- Schneider National’s strategy to ramp up use of electric trucks will likely depend on nationwide development of charging infrastructure and changes to heavy duty vehicle emissions rules, company executives said during an Aug. 2 earnings call.
- In recent months, the Wisconsin-based carrier has focused deployment of its EVs in Southern California, which has stringent emissions laws. Several states, D.C. and some Canadian provinces may soon follow suit as they write their own regulations.
- Despite the regulatory push for EV standards, Schneider expressed reluctance to commit more resources to the technology until there’s adequate charging infrastructure to match. “I still think there's not an answer, an adequate answer at this juncture for us to be thinking much broader in the short term because of the infrastructure concerns,” EVP and CFO Steve Bruffett told analysts.

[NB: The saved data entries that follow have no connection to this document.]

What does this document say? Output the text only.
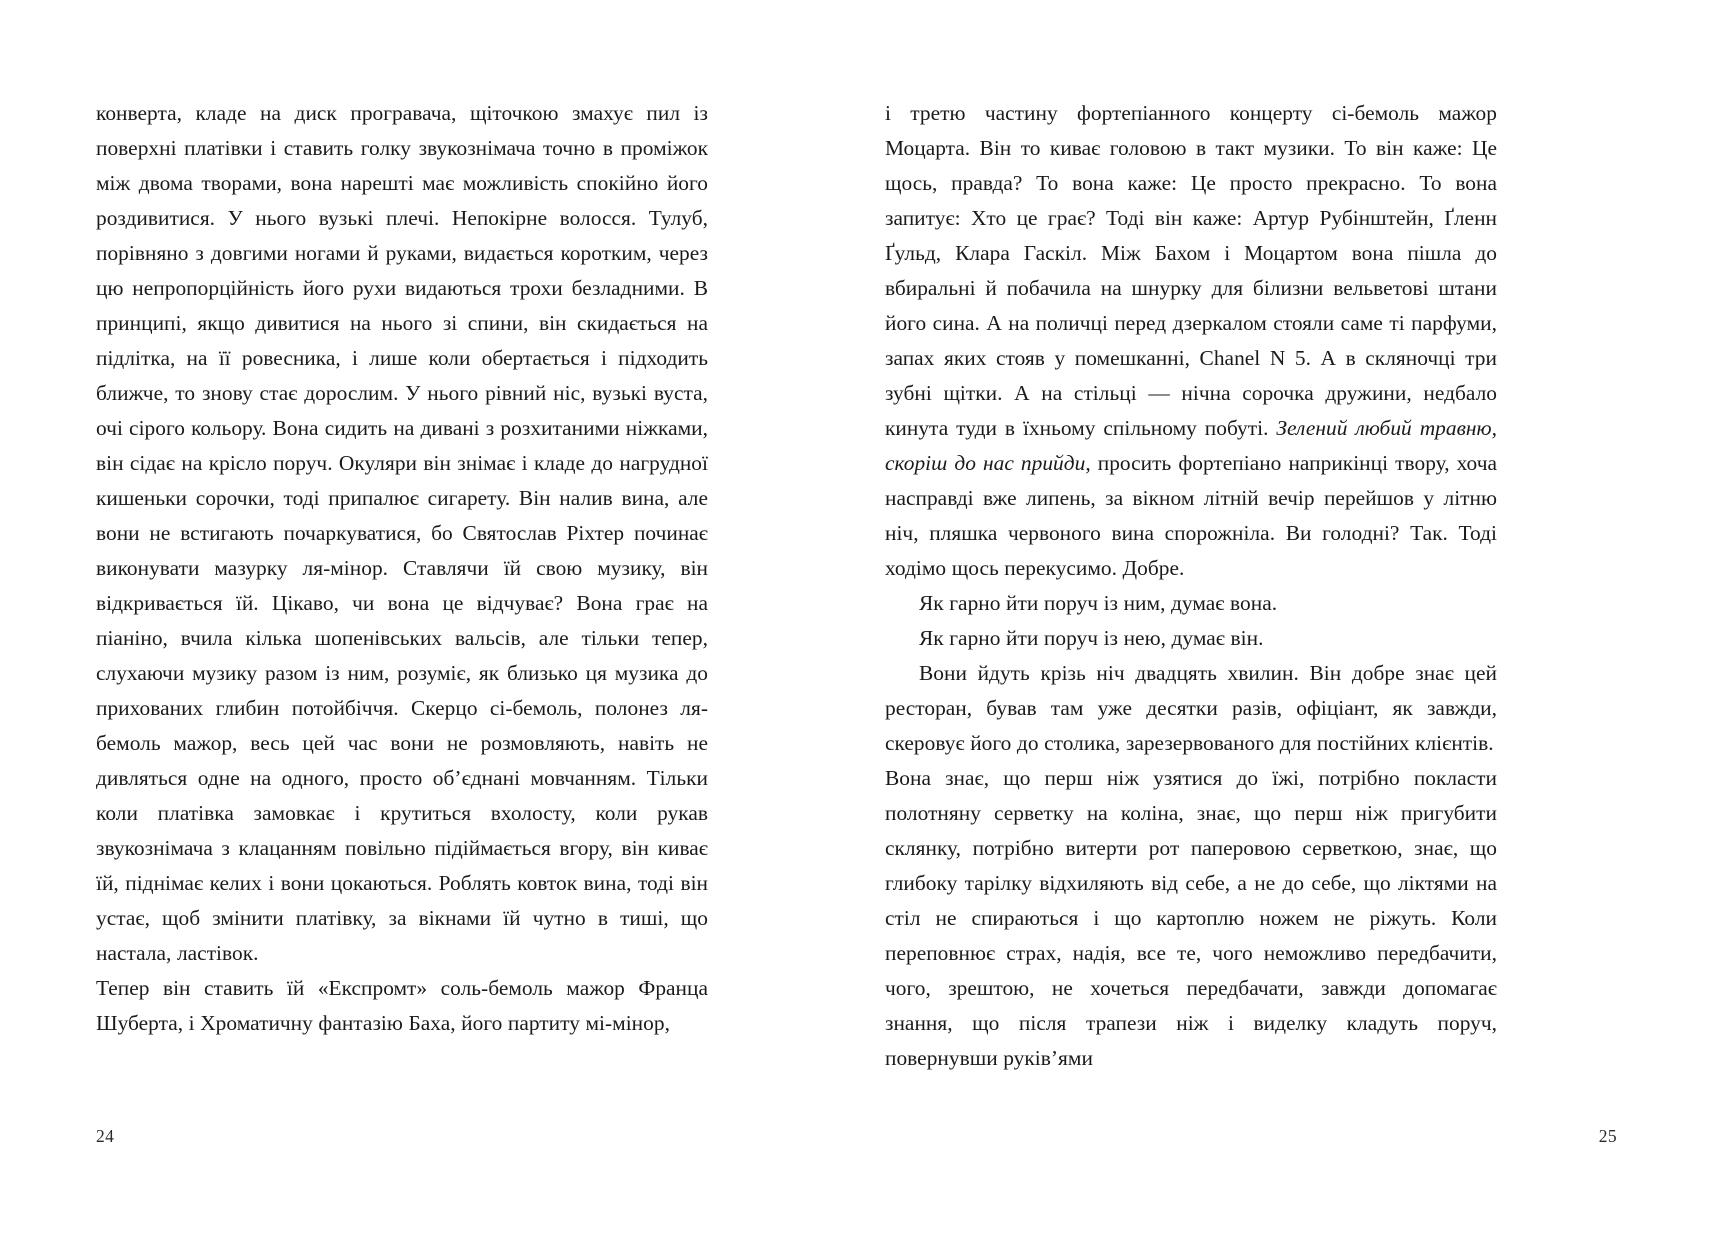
конверта, кладе на диск програвача, щіточкою змахує пил із поверхні платівки і ставить голку звукознімача точно в проміжок між двома творами, вона нарешті має можливість спокійно його роздивитися. У нього вузькі плечі. Непокірне волосся. Тулуб, порівняно з довгими ногами й руками, видається коротким, через цю непропорційність його рухи видаються трохи безладними. В принципі, якщо дивитися на нього зі спини, він скидається на підлітка, на її ровесника, і лише коли обертається і підходить ближче, то знову стає дорослим. У нього рівний ніс, вузькі вуста, очі сірого кольору. Вона сидить на дивані з розхитаними ніжками, він сідає на крісло поруч. Окуляри він знімає і кладе до нагрудної кишеньки сорочки, тоді припалює сигарету. Він налив вина, але вони не встигають почаркуватися, бо Святослав Ріхтер починає виконувати мазурку ля-мінор. Ставлячи їй свою музику, він відкривається їй. Цікаво, чи вона це відчуває? Вона грає на піаніно, вчила кілька шопенівських вальсів, але тільки тепер, слухаючи музику разом із ним, розуміє, як близько ця музика до прихованих глибин потойбіччя. Скерцо сі-бемоль, полонез ля-бемоль мажор, весь цей час вони не розмовляють, навіть не дивляться одне на одного, просто об’єднані мовчанням. Тільки коли платівка замовкає і крутиться вхолосту, коли рукав звукознімача з клацанням повільно підіймається вгору, він киває їй, піднімає келих і вони цокаються. Роблять ковток вина, тоді він устає, щоб змінити платівку, за вікнами їй чутно в тиші, що настала, ластівок.

Тепер він ставить їй «Експромт» соль-бемоль мажор Франца Шуберта, і Хроматичну фантазію Баха, його партиту мі-мінор,

24

і третю частину фортепіанного концерту сі-бемоль мажор Моцарта. Він то киває головою в такт музики. То він каже: Це щось, правда? То вона каже: Це просто прекрасно. То вона запитує: Хто це грає? Тоді він каже: Артур Рубінштейн, Ґленн Ґульд, Клара Гаскіл. Між Бахом і Моцартом вона пішла до вбиральні й побачила на шнурку для білизни вельветові штани його сина. А на поличці перед дзеркалом стояли саме ті парфуми, запах яких стояв у помешканні, Chanel N 5. А в скляночці три зубні щітки. А на стільці — нічна сорочка дружини, недбало кинута туди в їхньому спільному побуті. Зелений любий травню, скоріш до нас прийди, просить фортепіано наприкінці твору, хоча насправді вже липень, за вікном літній вечір перейшов у літню ніч, пляшка червоного вина спорожніла. Ви голодні? Так. Тоді ходімо щось перекусимо. Добре.

Як гарно йти поруч із ним, думає вона.

Як гарно йти поруч із нею, думає він.

Вони йдуть крізь ніч двадцять хвилин. Він добре знає цей ресторан, бував там уже десятки разів, офіціант, як завжди, скеровує його до столика, зарезервованого для постійних клієнтів.

Вона знає, що перш ніж узятися до їжі, потрібно покласти полотняну серветку на коліна, знає, що перш ніж пригубити склянку, потрібно витерти рот паперовою серветкою, знає, що глибоку тарілку відхиляють від себе, а не до себе, що ліктями на стіл не спираються і що картоплю ножем не ріжуть. Коли переповнює страх, надія, все те, чого неможливо передбачити, чого, зрештою, не хочеться передбачати, завжди допомагає знання, що після трапези ніж і виделку кладуть поруч, повернувши руків’ями

25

Analysts during the call pointed to Schneider’s June opening of its California EV charging depot as a possible signal the trucking industry was poised to adopt broader use of the technology.
Bruffett acknowledged the company has moved past the EV testing phase, but for now, the new charging site is meant to serve the Schneider fleet's needs in the “short haul, high-density markets of Southern California.”

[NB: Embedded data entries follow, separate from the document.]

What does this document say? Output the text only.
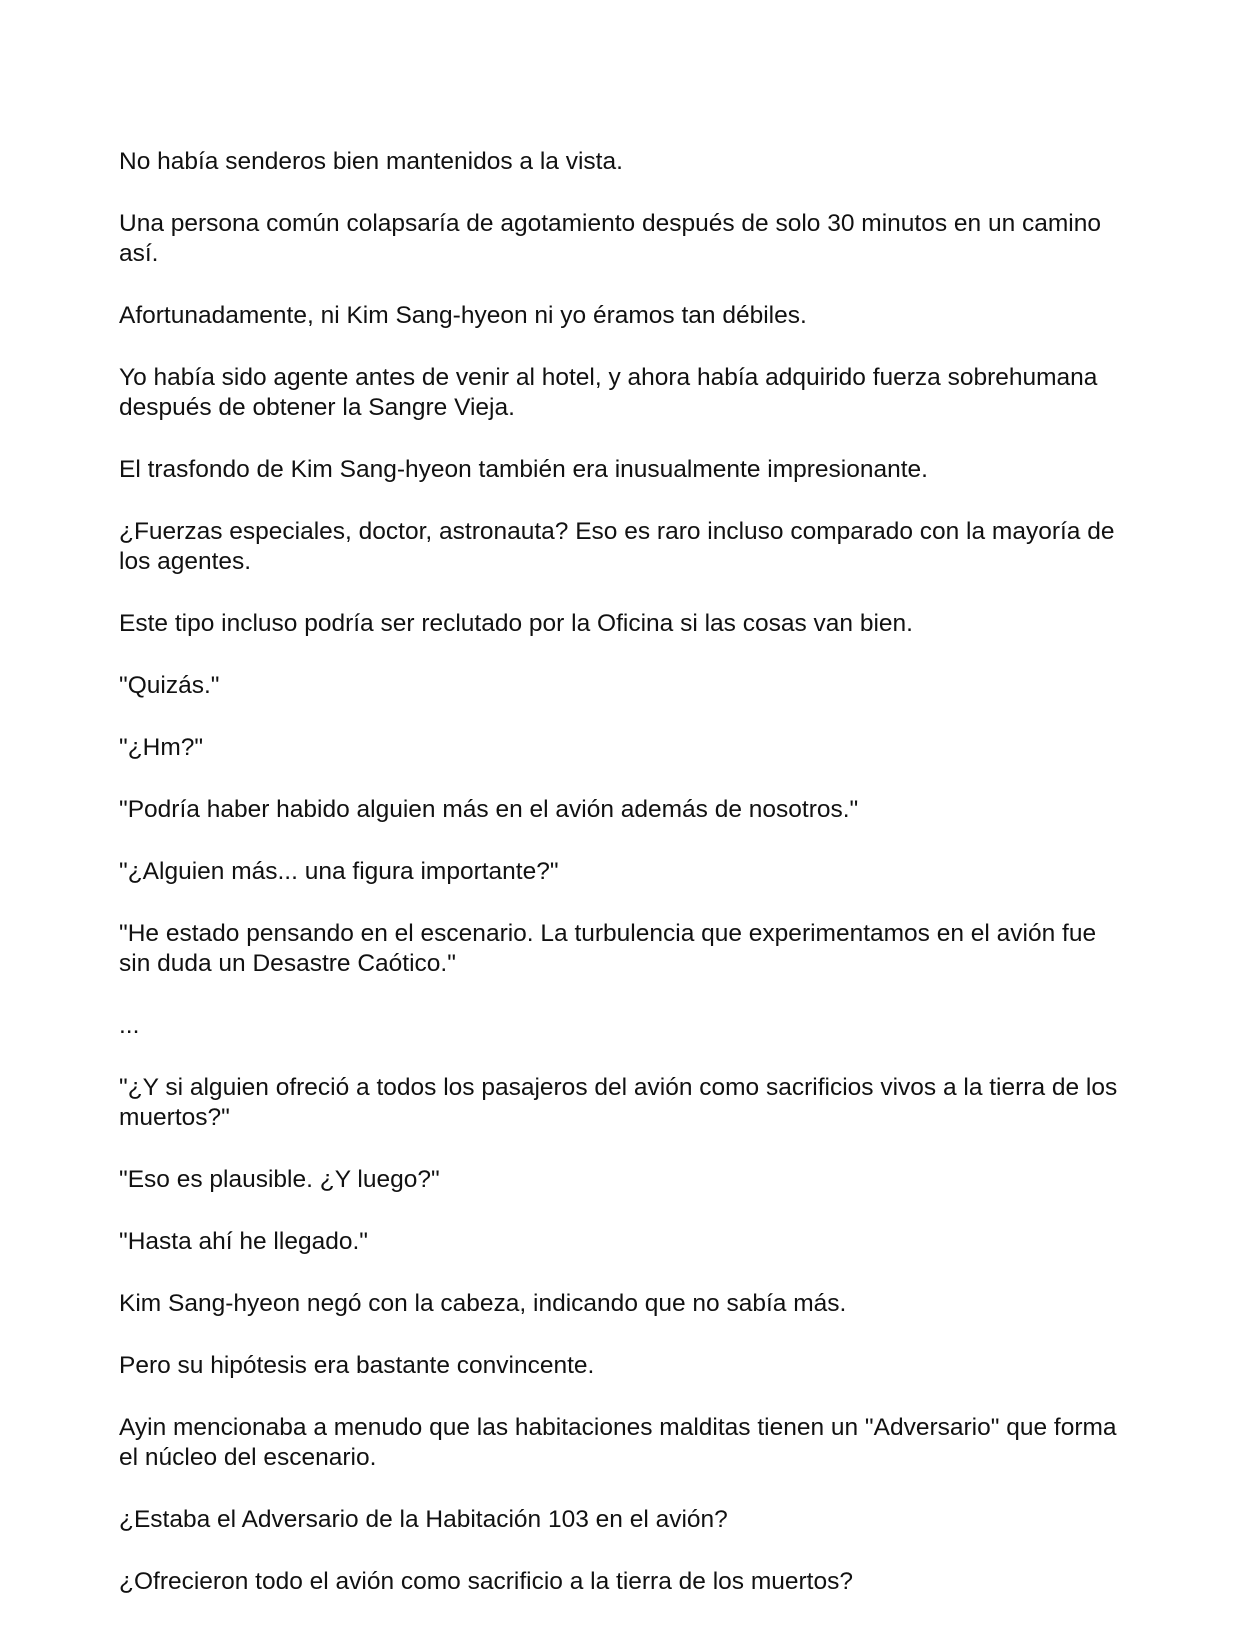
No había senderos bien mantenidos a la vista.

Una persona común colapsaría de agotamiento después de solo 30 minutos en un camino así.

Afortunadamente, ni Kim Sang-hyeon ni yo éramos tan débiles.

Yo había sido agente antes de venir al hotel, y ahora había adquirido fuerza sobrehumana después de obtener la Sangre Vieja.

El trasfondo de Kim Sang-hyeon también era inusualmente impresionante.

¿Fuerzas especiales, doctor, astronauta? Eso es raro incluso comparado con la mayoría de los agentes.

Este tipo incluso podría ser reclutado por la Oficina si las cosas van bien.

"Quizás."

"¿Hm?"

"Podría haber habido alguien más en el avión además de nosotros."

"¿Alguien más... una figura importante?"

"He estado pensando en el escenario. La turbulencia que experimentamos en el avión fue sin duda un Desastre Caótico."

...

"¿Y si alguien ofreció a todos los pasajeros del avión como sacrificios vivos a la tierra de los muertos?"

"Eso es plausible. ¿Y luego?"

"Hasta ahí he llegado."

Kim Sang-hyeon negó con la cabeza, indicando que no sabía más.

Pero su hipótesis era bastante convincente.

Ayin mencionaba a menudo que las habitaciones malditas tienen un "Adversario" que forma el núcleo del escenario.

¿Estaba el Adversario de la Habitación 103 en el avión?

¿Ofrecieron todo el avión como sacrificio a la tierra de los muertos?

Schneider on Aug. 10 announced the debut of two electric Lonestar S22 terminal tractors to move trailers at its Rancho Cucamonga, California cross dock. The EV yard tractors replaced two diesel trucks and raised the company’s California-based EV fleet count to 94.

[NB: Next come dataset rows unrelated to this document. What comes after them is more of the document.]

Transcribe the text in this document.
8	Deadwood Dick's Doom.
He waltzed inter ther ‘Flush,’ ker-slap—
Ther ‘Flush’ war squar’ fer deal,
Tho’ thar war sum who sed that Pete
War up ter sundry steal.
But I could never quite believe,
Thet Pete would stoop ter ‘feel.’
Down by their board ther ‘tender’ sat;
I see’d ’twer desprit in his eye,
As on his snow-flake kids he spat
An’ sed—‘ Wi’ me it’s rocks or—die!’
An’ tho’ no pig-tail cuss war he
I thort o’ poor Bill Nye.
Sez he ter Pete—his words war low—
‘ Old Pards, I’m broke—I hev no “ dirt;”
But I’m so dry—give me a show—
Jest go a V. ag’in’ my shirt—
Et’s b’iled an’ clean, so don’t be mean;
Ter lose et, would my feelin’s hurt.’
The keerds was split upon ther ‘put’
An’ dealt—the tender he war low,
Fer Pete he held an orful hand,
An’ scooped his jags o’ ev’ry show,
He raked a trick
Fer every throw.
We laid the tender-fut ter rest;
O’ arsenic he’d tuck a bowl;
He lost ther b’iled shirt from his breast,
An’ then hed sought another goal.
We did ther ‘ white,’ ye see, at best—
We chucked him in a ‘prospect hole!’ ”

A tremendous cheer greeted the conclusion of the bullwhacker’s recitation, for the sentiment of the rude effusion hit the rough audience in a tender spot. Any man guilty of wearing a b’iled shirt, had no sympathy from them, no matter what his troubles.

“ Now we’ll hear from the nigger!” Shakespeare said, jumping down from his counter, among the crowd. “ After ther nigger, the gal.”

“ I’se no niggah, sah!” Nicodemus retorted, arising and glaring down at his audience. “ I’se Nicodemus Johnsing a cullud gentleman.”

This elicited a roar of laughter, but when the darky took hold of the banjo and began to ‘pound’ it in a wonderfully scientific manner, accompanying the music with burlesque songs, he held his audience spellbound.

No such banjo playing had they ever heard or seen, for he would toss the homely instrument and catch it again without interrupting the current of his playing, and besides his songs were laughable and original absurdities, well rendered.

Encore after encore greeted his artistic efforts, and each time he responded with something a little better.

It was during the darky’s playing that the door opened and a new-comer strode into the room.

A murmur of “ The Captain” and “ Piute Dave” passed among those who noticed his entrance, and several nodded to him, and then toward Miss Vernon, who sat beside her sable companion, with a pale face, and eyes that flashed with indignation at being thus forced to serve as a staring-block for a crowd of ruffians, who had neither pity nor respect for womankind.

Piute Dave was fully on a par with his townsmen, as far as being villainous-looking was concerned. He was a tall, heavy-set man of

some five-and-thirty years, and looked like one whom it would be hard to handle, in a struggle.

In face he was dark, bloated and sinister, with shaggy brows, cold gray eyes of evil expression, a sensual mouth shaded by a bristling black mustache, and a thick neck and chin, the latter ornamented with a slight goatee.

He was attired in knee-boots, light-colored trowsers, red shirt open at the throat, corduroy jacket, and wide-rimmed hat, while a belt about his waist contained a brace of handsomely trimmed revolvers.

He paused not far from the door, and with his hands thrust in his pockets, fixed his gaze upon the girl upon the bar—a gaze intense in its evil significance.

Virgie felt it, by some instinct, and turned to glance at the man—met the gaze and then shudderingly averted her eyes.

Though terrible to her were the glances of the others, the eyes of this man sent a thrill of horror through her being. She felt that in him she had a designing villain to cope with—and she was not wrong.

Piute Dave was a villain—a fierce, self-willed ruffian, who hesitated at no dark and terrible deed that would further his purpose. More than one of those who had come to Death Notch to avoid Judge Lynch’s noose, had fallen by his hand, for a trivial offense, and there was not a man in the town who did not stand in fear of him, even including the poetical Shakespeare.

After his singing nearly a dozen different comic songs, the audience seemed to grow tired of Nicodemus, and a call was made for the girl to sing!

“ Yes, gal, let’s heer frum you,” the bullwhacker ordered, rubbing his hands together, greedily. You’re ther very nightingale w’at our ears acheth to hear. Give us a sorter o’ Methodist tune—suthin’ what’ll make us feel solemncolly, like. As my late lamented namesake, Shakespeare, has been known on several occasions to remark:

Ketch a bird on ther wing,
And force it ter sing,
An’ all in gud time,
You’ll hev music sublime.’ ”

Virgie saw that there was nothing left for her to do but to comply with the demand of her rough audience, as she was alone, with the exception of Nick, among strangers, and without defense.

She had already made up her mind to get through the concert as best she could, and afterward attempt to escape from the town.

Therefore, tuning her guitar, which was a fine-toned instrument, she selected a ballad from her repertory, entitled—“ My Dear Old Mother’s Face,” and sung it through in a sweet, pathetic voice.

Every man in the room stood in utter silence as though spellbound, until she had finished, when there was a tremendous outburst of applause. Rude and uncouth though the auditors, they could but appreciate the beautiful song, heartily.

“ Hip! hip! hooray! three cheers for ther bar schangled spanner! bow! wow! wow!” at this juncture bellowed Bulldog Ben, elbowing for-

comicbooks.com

California’s new truck emissions rules take effect in January. Any new trucks hauling cargo at the San Pedro Bay ports must be zero-emission, which is the chief reason Schneider has focused its truck electrification efforts on its California intermodal and drayage operations, said EVP and Group President of Transportation and Logistics James Filter.
Filter told analysts during the call “the regulation in California is driving this adaptation of electric vehicles.”
“The end of this year will be the last time that we'll be able to bring a new diesel truck into that operation,” Filter said. “So, beginning next year, all new trucks will be battery electric vehicles as mandated … in California.”